Virtual reality has shown the potential to help patients deal with pain and anxiety during difficult procedures and clinical trials. Clinical Trials Arena speaks to KindVR founder Simon Robertson to find out how the technology works and its benefits for patients, parents and providers.
Simon Robertson, a former video game developer, first tried on a virtual reality (VR) headset back in 2012 and immediately started thinking about how the technology could be applied to help people.
That night, he fell into a research rabbit hole where he discovered the work of Dr Hunter Hoffman, one of the originators of a new technique using immersive VR for pain control.
Hoffman was able to show that burn patients, while having their wound dressings changed, were reporting significant pain reduction while being immersed in VR.
“I was really impressed by this research but disappointed to discover that interactive, immersive distraction wasn’t being used at burn centres and paediatric hospitals,” says Robertson. “So, I kind of made that my mission.”
The road to KindVR
Robertson hauled his old computer and clunky VR headset to Oakland Children’s Hospital, now called the UCSF Benioff Children’s Hospital Oakland, and excitedly presented his findings.
They were struck by the research but told Robertson to “slow down” and had him become a child life specialist volunteer. He spent about a year working bedside with haematology patients, mostly those suffering from sickle cell disease. At this time no VR was involved. Instead, Robertson used the opportunity to get a sense of the common procedures that these patients go through and imagine what integrating VR to help them would look like.

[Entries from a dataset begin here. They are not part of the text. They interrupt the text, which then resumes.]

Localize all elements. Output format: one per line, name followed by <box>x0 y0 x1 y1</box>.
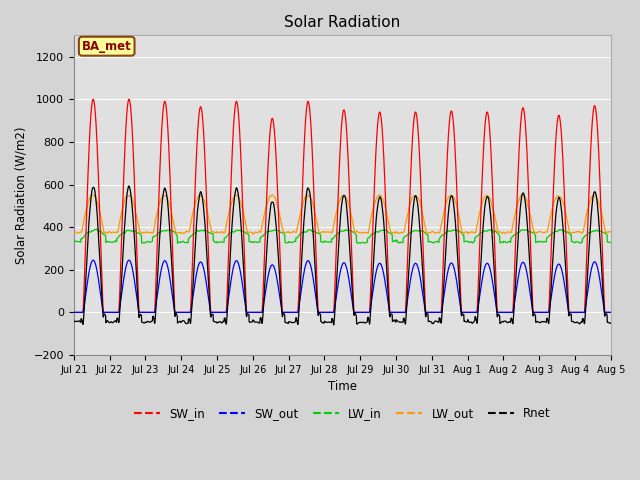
LW_out <box>70 229 77 235</box>
SW_out <box>499 310 506 315</box>
LW_in <box>220 239 228 245</box>
Rnet <box>358 320 366 325</box>
LW_out <box>358 229 365 235</box>
Text: BA_met: BA_met <box>82 40 132 53</box>
SW_out <box>358 310 365 315</box>
SW_out <box>607 310 614 315</box>
SW_in <box>575 310 582 315</box>
Rnet <box>607 321 614 326</box>
LW_out <box>560 202 568 208</box>
LW_in <box>358 240 366 245</box>
SW_out <box>575 310 582 315</box>
Line: Rnet: Rnet <box>74 186 611 325</box>
SW_out <box>370 284 378 290</box>
LW_out <box>249 231 257 237</box>
LW_in <box>93 227 100 232</box>
SW_in <box>220 310 228 315</box>
Rnet <box>70 319 77 325</box>
Rnet <box>125 183 133 189</box>
SW_in <box>358 310 365 315</box>
Rnet <box>499 319 506 324</box>
SW_in <box>607 310 614 315</box>
Y-axis label: Solar Radiation (W/m2): Solar Radiation (W/m2) <box>15 126 28 264</box>
LW_out <box>220 230 227 236</box>
SW_in <box>560 172 568 178</box>
LW_out <box>370 204 378 209</box>
LW_in <box>560 228 568 233</box>
SW_out <box>220 310 228 315</box>
X-axis label: Time: Time <box>328 380 356 393</box>
SW_out <box>560 276 568 281</box>
SW_in <box>370 207 378 213</box>
Legend: SW_in, SW_out, LW_in, LW_out, Rnet: SW_in, SW_out, LW_in, LW_out, Rnet <box>129 402 556 425</box>
Rnet <box>560 235 568 241</box>
Rnet <box>370 255 378 261</box>
LW_out <box>575 229 582 235</box>
SW_in <box>90 96 97 102</box>
Line: SW_in: SW_in <box>74 99 611 312</box>
LW_in <box>370 231 378 237</box>
LW_in <box>607 240 614 245</box>
Line: LW_out: LW_out <box>74 195 611 234</box>
LW_in <box>70 239 77 245</box>
SW_in <box>499 310 506 315</box>
LW_out <box>518 192 526 198</box>
SW_in <box>70 310 77 315</box>
Rnet <box>330 322 337 328</box>
LW_out <box>607 228 614 234</box>
SW_out <box>70 310 77 315</box>
Title: Solar Radiation: Solar Radiation <box>284 15 401 30</box>
LW_in <box>499 240 506 245</box>
LW_in <box>575 240 582 245</box>
LW_in <box>173 240 181 246</box>
LW_out <box>499 230 506 236</box>
Line: LW_in: LW_in <box>74 229 611 243</box>
Rnet <box>575 320 582 326</box>
SW_out <box>90 257 97 263</box>
Rnet <box>220 319 228 324</box>
Line: SW_out: SW_out <box>74 260 611 312</box>
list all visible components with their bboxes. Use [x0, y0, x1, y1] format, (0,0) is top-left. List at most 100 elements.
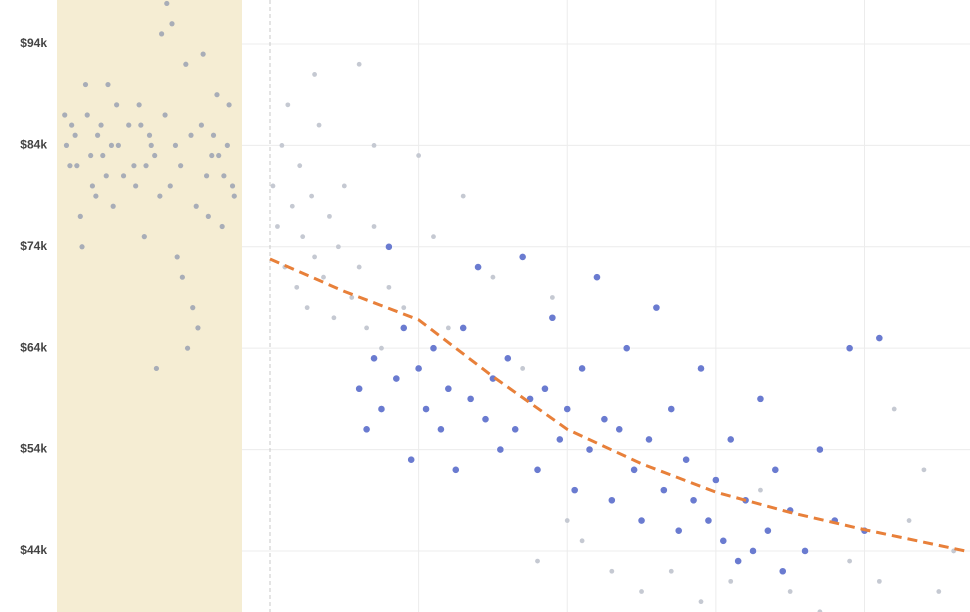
strip-point: [210, 132, 217, 138]
strip-point: [103, 173, 109, 179]
point: [600, 415, 609, 424]
point: [377, 405, 386, 413]
point: [416, 153, 422, 158]
strip-point: [188, 132, 194, 138]
point: [682, 455, 691, 464]
point: [355, 384, 364, 393]
point: [579, 538, 585, 544]
strip-point: [214, 92, 220, 98]
strip-point: [157, 193, 163, 199]
y-tick-label: $64k: [20, 340, 47, 354]
strip-point: [115, 142, 121, 148]
point: [645, 435, 653, 444]
strip-point: [114, 102, 120, 108]
strip-point: [79, 244, 85, 250]
strip-point: [120, 173, 127, 179]
point: [407, 455, 416, 464]
strip-point: [179, 274, 185, 280]
strip-point: [138, 122, 144, 128]
point: [520, 366, 526, 371]
strip-point: [221, 173, 227, 179]
point: [399, 324, 408, 332]
point: [279, 142, 285, 148]
strip-point: [143, 163, 149, 169]
point: [548, 313, 557, 322]
point: [429, 344, 438, 353]
point: [401, 305, 407, 311]
strip-point: [110, 203, 116, 209]
point: [289, 203, 295, 209]
point: [490, 274, 496, 280]
point: [535, 558, 540, 564]
strip-point: [153, 365, 160, 372]
point: [304, 305, 310, 311]
point: [549, 295, 555, 300]
point: [386, 284, 392, 290]
strip-point: [178, 163, 184, 169]
strip-point: [105, 81, 111, 88]
point: [327, 213, 332, 219]
point: [564, 518, 570, 523]
point: [639, 589, 644, 594]
strip-point: [84, 112, 90, 118]
strip-point: [133, 183, 139, 189]
point: [570, 486, 579, 495]
point: [704, 516, 713, 525]
point: [921, 467, 927, 473]
point: [845, 344, 854, 353]
strip-point: [174, 254, 180, 260]
strip-point: [183, 61, 189, 67]
point: [674, 526, 683, 535]
trend-line: [269, 257, 970, 554]
strip-point: [162, 112, 168, 118]
point: [637, 516, 646, 525]
strip-point: [100, 152, 106, 159]
strip-point: [74, 163, 80, 169]
point: [578, 364, 587, 373]
strip-band: [57, 0, 242, 612]
point: [593, 273, 601, 282]
point: [431, 234, 436, 240]
point: [630, 465, 639, 474]
strip-point: [108, 142, 115, 148]
point: [331, 315, 337, 321]
strip-point: [82, 81, 89, 88]
point: [270, 183, 276, 189]
point: [481, 415, 490, 424]
strip-point: [184, 345, 191, 351]
strip-point: [172, 142, 179, 148]
strip-point: [209, 152, 215, 159]
point: [437, 425, 445, 434]
point: [563, 405, 572, 413]
point: [689, 496, 698, 505]
point: [734, 557, 743, 566]
point: [726, 435, 735, 444]
point: [379, 345, 384, 351]
strip-point: [164, 0, 170, 7]
strip-point: [231, 193, 237, 199]
strip-point: [159, 31, 165, 37]
strip-point: [141, 234, 147, 240]
strip-point: [169, 21, 175, 27]
strip-point: [93, 193, 99, 199]
point: [356, 264, 362, 270]
strip-point: [62, 112, 68, 118]
point: [444, 384, 453, 393]
y-tick-label: $44k: [20, 543, 47, 557]
strip-point: [69, 122, 75, 128]
point: [445, 325, 451, 331]
strip-point: [195, 325, 201, 331]
point: [711, 476, 720, 484]
point: [758, 487, 763, 493]
point: [511, 425, 520, 434]
y-tick-label: $74k: [20, 239, 47, 253]
point: [787, 589, 793, 594]
strip-point: [136, 102, 142, 108]
point: [371, 224, 377, 229]
strip-point: [148, 142, 154, 148]
point: [891, 406, 897, 412]
point: [309, 193, 315, 199]
point: [422, 405, 430, 413]
point: [756, 394, 765, 403]
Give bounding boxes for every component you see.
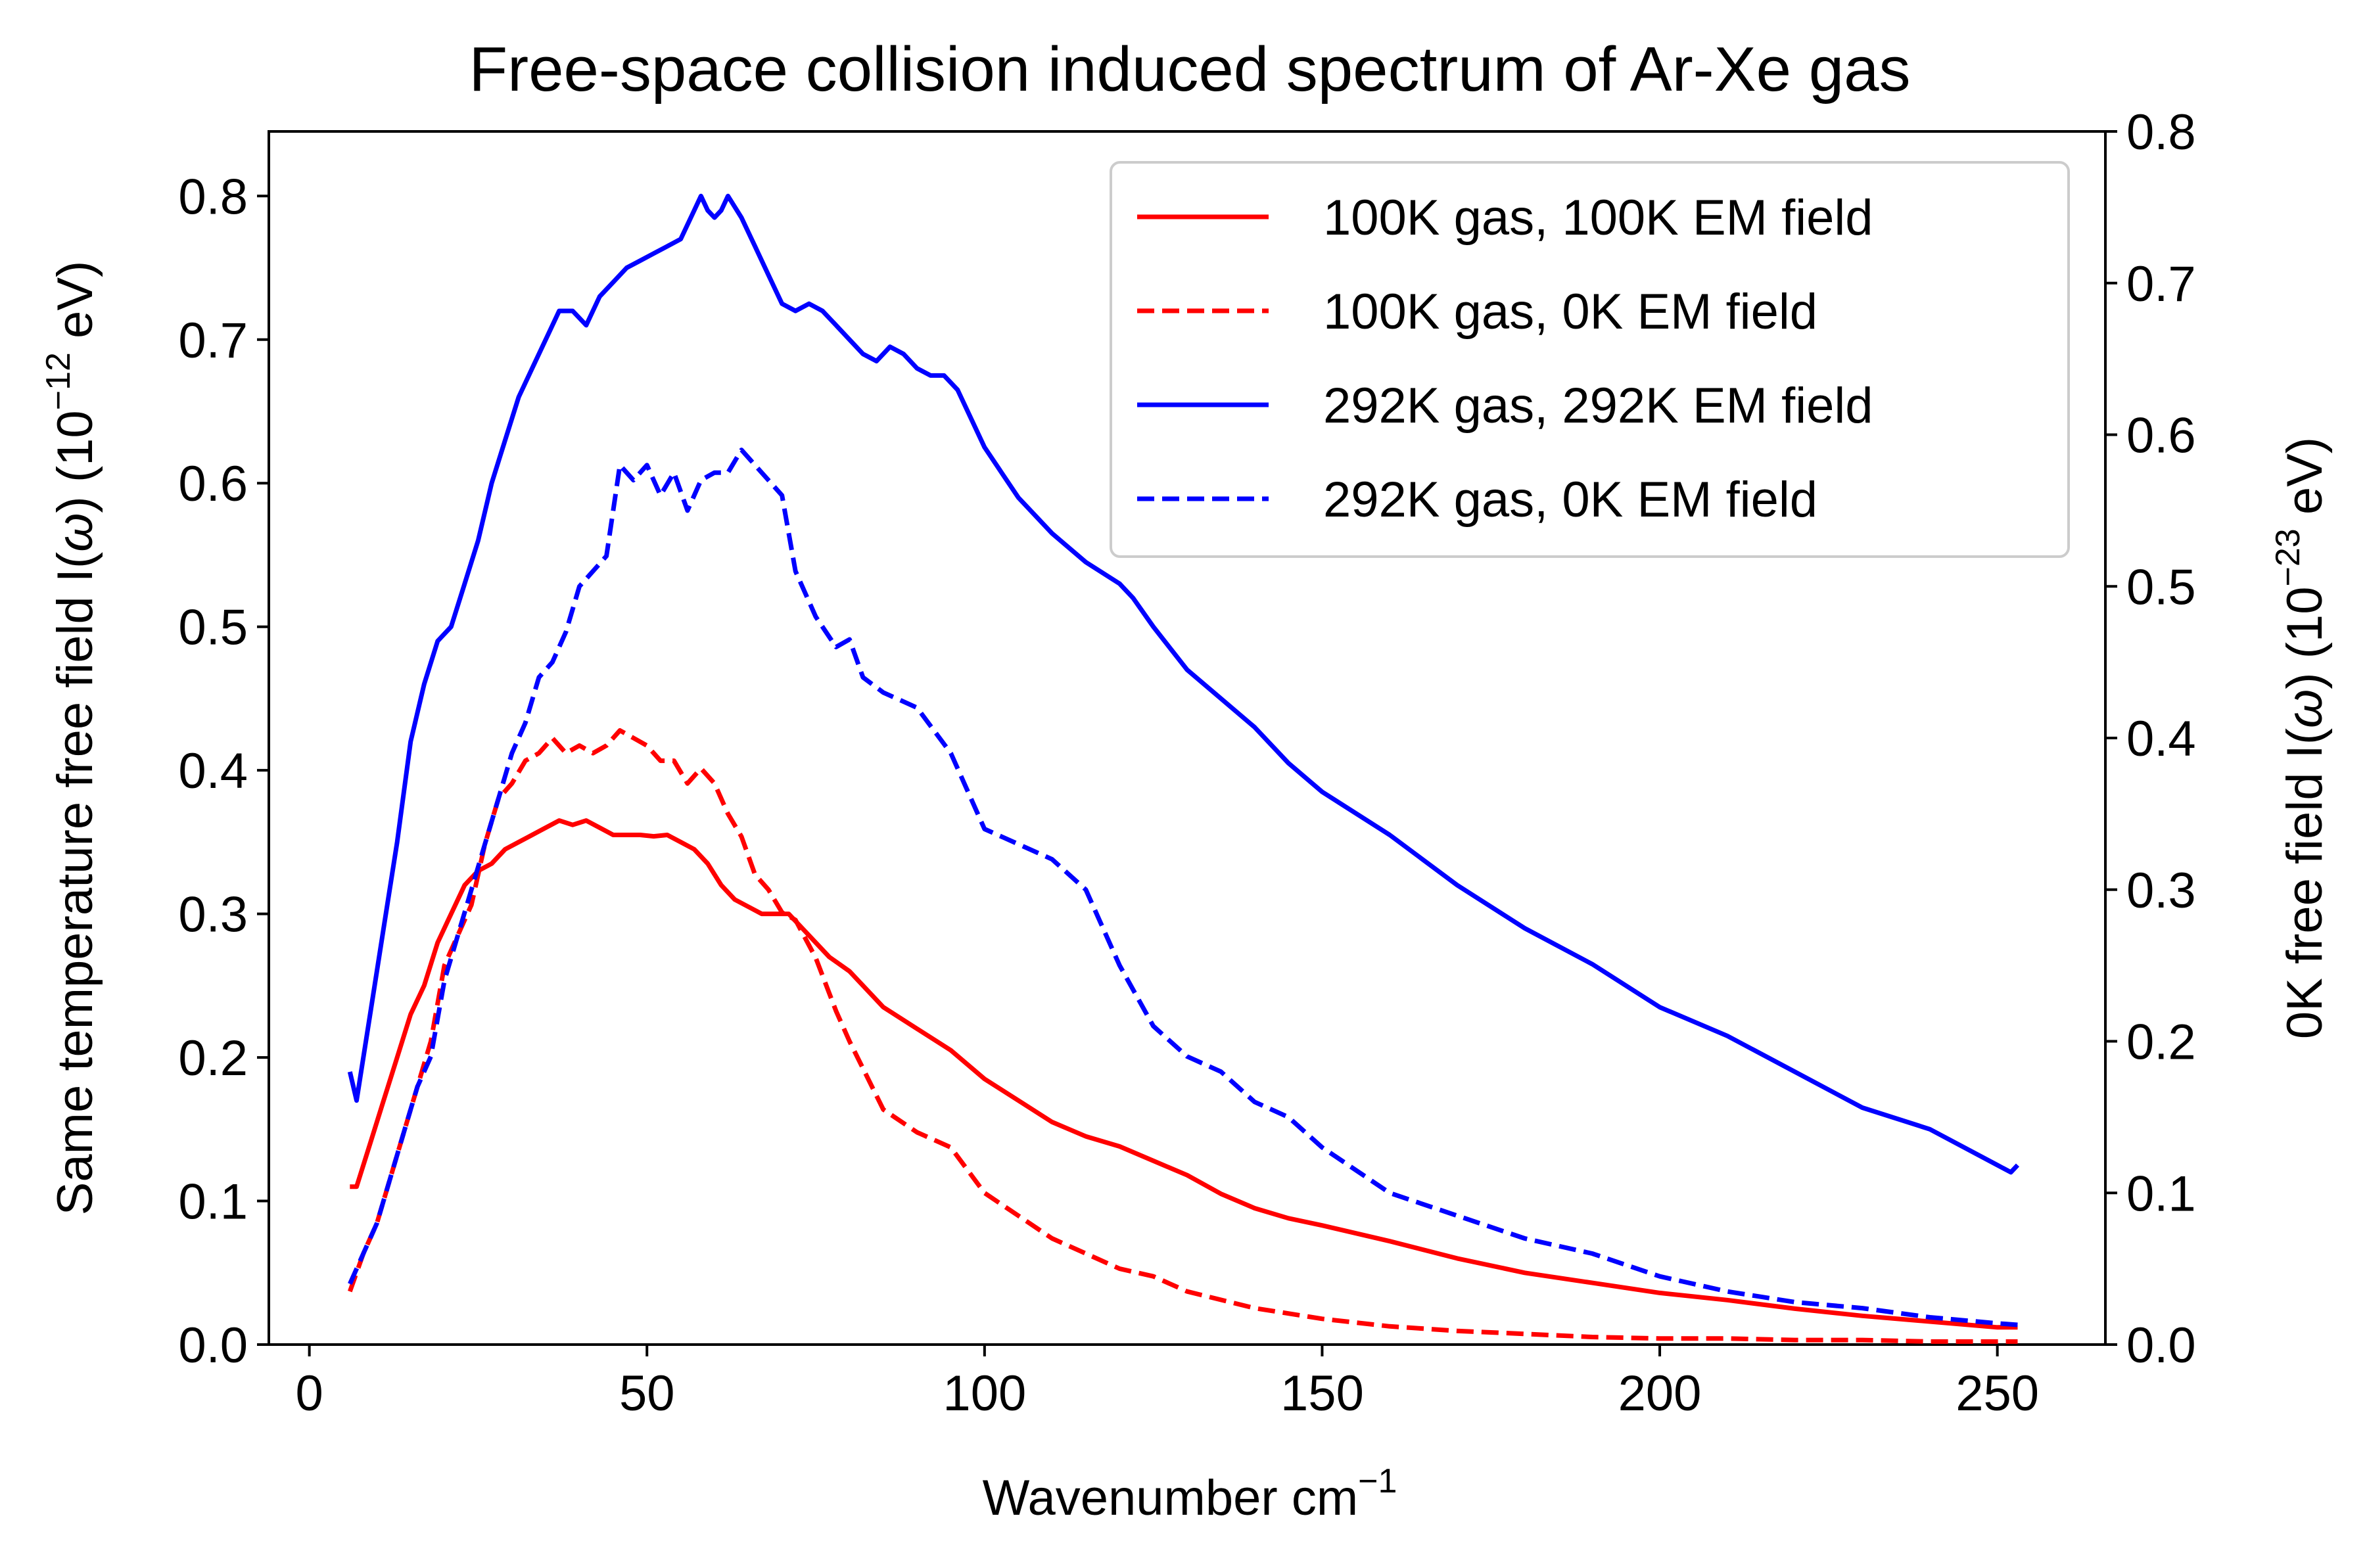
y-left-tick-label: 0.2 <box>178 1030 248 1086</box>
y-left-tick-label: 0.1 <box>178 1174 248 1230</box>
y-axis-right-title: 0K free field I(ω) (10−23 eV) <box>2269 437 2333 1039</box>
y-right-tick-label: 0.2 <box>2126 1015 2196 1071</box>
y-left-tick-label: 0.8 <box>178 169 248 225</box>
y-right-tick-label: 0.8 <box>2126 104 2196 160</box>
y-left-tick-label: 0.5 <box>178 600 248 656</box>
x-axis-title: Wavenumber cm−1 <box>983 1462 1397 1526</box>
y-left-tick-label: 0.0 <box>178 1318 248 1373</box>
y-right-tick-label: 0.5 <box>2126 559 2196 615</box>
y-right-tick-label: 0.6 <box>2126 408 2196 464</box>
legend-label-1: 100K gas, 100K EM field <box>1323 190 1873 246</box>
legend-label-4: 292K gas, 0K EM field <box>1323 472 1817 528</box>
x-tick-label: 50 <box>619 1366 675 1421</box>
series-line-2 <box>348 728 2018 1344</box>
x-tick-label: 250 <box>1956 1366 2039 1421</box>
x-axis-title-superscript: −1 <box>1358 1462 1397 1500</box>
y-left-tick-label: 0.7 <box>178 313 248 369</box>
y-axis-right: 0.0 0.1 0.2 0.3 0.4 0.5 0.6 0.7 0.8 <box>2105 104 2196 1373</box>
series-line-4 <box>348 448 2018 1327</box>
chart-title: Free-space collision induced spectrum of… <box>469 34 1910 104</box>
y-axis-left-title: Same temperature free field I(ω) (10−12 … <box>39 261 103 1216</box>
y-axis-left-title-superscript: −12 <box>39 352 78 410</box>
x-tick-label: 200 <box>1618 1366 1702 1421</box>
legend-label-2: 100K gas, 0K EM field <box>1323 284 1817 340</box>
x-axis: 0 50 100 150 200 250 <box>295 1345 2039 1421</box>
y-right-tick-label: 0.1 <box>2126 1166 2196 1222</box>
legend: 100K gas, 100K EM field 100K gas, 0K EM f… <box>1110 161 2070 558</box>
x-tick-label: 0 <box>295 1366 323 1421</box>
y-left-tick-label: 0.4 <box>178 743 248 799</box>
x-tick-label: 100 <box>943 1366 1026 1421</box>
y-right-tick-label: 0.3 <box>2126 863 2196 919</box>
y-right-tick-label: 0.0 <box>2126 1318 2196 1373</box>
legend-label-3: 292K gas, 292K EM field <box>1323 378 1873 434</box>
series-line-3 <box>347 193 2020 1175</box>
y-left-tick-label: 0.3 <box>178 887 248 943</box>
legend-box <box>1110 161 2070 558</box>
y-right-tick-label: 0.4 <box>2126 711 2196 767</box>
y-right-tick-label: 0.7 <box>2126 256 2196 312</box>
series-line-1 <box>350 818 2018 1330</box>
y-axis-left: 0.0 0.1 0.2 0.3 0.4 0.5 0.6 0.7 0.8 <box>178 169 269 1373</box>
y-axis-right-title-superscript: −23 <box>2269 528 2307 586</box>
x-tick-label: 150 <box>1280 1366 1364 1421</box>
series-group <box>347 193 2020 1344</box>
y-left-tick-label: 0.6 <box>178 456 248 512</box>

From there, Robertson partnered with Dr Anne Marsh, director of the Paediatric Sickle Cell Clinic and associate haematologist/oncologist at UCSF Benioff, who became the primary investigator on the first clinical trial for KindVR – the VR therapy firm Robertson founded in 2014 – looking at harnessing VR for sickle cell inpatients during vaso-occlusive pain crises.
Patients with sickle cell disease are burdened with excruciating episodes of pain and often require hospitalisation for intravenous opioids to help relieve it. Opioids, although necessary for episodes of intense pain, often are not sufficient and come with a myriad of other problems like addiction, adverse reactions and declining long-term efficacy.
In the UCSF Benioff trial, Robertson and Marsh enrolled a convenience sample of 30 sickle cell patients aged eight years or older, all of whom were admitted with a vaso-occlusive pain episode.
Results showed pain intensity dropped significantly after a single VR session, with improvements in sensory, affective, evaluative and temporal pain domains. The use of the VR sets, which were programmed with KindVR Aqua, a calming virtual underwater world, was very well received by patients, parents and hospital staff.
KindVR now has 10 clinical trials underway with 10 leading hospitals and three trials that are completed and published. Other indications where KindVR’s tech is being trialled include a variety of cancer procedures, laceration repair, preoperative stress, MRI practice and IV insertion.
Distraction as pain mitigation
Robertson says VR’s ability to reduce pain and stress all comes down to distraction –directing patients’ attention to a virtual world leaves a little less bandwidth for the brain to process the pain signals that go up the spine.
“The truth is, distraction is something that’s been known by providers and parents for many years,” Robertson says. “My first day working in Oakland Children’s I saw child life specialists use a vibrating pillow on the side of the patient, asking them to focus on that physical sensation while they did a difficult procedure on the opposite side of this patient’s body while simultaneously playing a game of I Spy – a more cognitive form of distraction.
“I was watching this kiddo be distracted on two fronts, and it became clear to me that that’s the magic of VR. It’s not necessarily a panacea, it just happens to be a little bit better at hijacking the brain senses, by controlling what you see and hear and your sense of presence in the environment. It pulls you out of that hospital. Really that just adds up to a more effective distraction technique. I see VR as just another step forward in being able to distract patients from processing that pain, and giving them something to look at.”
VR worlds tailored for patients and CROs
KindVR has a number of ‘worlds’, or applications tailored specifically to the hospital setting. When we think about VR, we normally imagine exciting immersion where the wearer might experience riding a rollercoaster or being chased by a T-Rex. While these situations sound fun, they are not suitable for a patient in hospital who is having an IV insertion or using very powerful medication to manage their pain.
“Patients deserve access to software that’s designed for their specific patient population or the procedure they’re going through,” says Robertson. “That was the foundation for me as a designer, to design for these procedures.”